Fans of Greene’s earlier works will find The Hidden Reality a “significantly more difficult” read, said Janet Maslin in The New York Times. Like Stephen Hawking and Richard Feynman before him, Greene “has a gift for elucidating big ideas.” But for every “earthly reference” to The Honeymooners or South Park that he inserts to help “simplify difficult concepts,” along comes mention of “conformally invariant supersymmetric quantum gauge field theory”—or some other passage that would challenge even the most earnest “armchair physicist.” Readers may find themselves wishing they lived in a parallel universe in which every word of The Hidden Reality “makes perfect sense.” While “that won’t happen in this one,” it’s “exciting and rewarding” to read Greene, “even when the process is a struggle.”
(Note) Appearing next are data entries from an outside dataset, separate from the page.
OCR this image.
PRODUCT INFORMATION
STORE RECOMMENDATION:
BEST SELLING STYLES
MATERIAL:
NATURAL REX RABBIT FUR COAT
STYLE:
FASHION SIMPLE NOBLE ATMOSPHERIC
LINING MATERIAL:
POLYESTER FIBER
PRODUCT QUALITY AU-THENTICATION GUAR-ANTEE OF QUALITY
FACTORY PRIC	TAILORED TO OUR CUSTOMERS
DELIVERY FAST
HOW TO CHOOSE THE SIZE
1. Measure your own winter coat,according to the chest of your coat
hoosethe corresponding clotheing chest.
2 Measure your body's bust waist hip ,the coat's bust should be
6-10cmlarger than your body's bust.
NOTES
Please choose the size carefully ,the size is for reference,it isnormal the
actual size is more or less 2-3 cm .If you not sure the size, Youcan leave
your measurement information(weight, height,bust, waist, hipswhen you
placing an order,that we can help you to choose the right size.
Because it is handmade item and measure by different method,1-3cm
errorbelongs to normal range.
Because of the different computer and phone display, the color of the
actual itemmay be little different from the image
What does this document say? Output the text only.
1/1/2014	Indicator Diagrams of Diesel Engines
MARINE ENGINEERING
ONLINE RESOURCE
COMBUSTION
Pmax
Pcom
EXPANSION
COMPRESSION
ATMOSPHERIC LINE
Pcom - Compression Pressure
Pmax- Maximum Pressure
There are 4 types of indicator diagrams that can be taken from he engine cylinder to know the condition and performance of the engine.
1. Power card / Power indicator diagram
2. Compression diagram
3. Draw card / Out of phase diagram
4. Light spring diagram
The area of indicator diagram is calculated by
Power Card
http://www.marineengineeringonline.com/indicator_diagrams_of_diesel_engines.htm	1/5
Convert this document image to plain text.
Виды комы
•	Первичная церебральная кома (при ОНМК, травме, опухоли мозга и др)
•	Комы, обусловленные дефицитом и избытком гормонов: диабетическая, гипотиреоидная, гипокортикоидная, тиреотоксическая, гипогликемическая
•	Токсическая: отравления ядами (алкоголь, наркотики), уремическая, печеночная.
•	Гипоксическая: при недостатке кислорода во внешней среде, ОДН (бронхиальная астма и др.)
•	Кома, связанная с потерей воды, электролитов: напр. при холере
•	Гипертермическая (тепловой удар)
But what if Greene is not the seer his lay readers want him to be? said Charles Seife in Bookforum. Though he barely acknowledges it, the reason he and other string-theory enthusiasts are now touting the probable existence of an “ungodly number” of alternate universes is that their “theory of everything” would collapse if they didn’t. Other scientists have traveled a different path to become convinced that we live in a multiverse, but they’re not talking about the “Byzantine mess” that the string camp proposes. In Greene’s world, there aren’t just an infinite number of exact copies of you reading this review in their own distinct universes, there are an infinite number of imperfect copies of you, too. One of them, no doubt, is currently “stumbling across this sentence,” causing that you to “scratch your head in amazement with your prehensile tail.”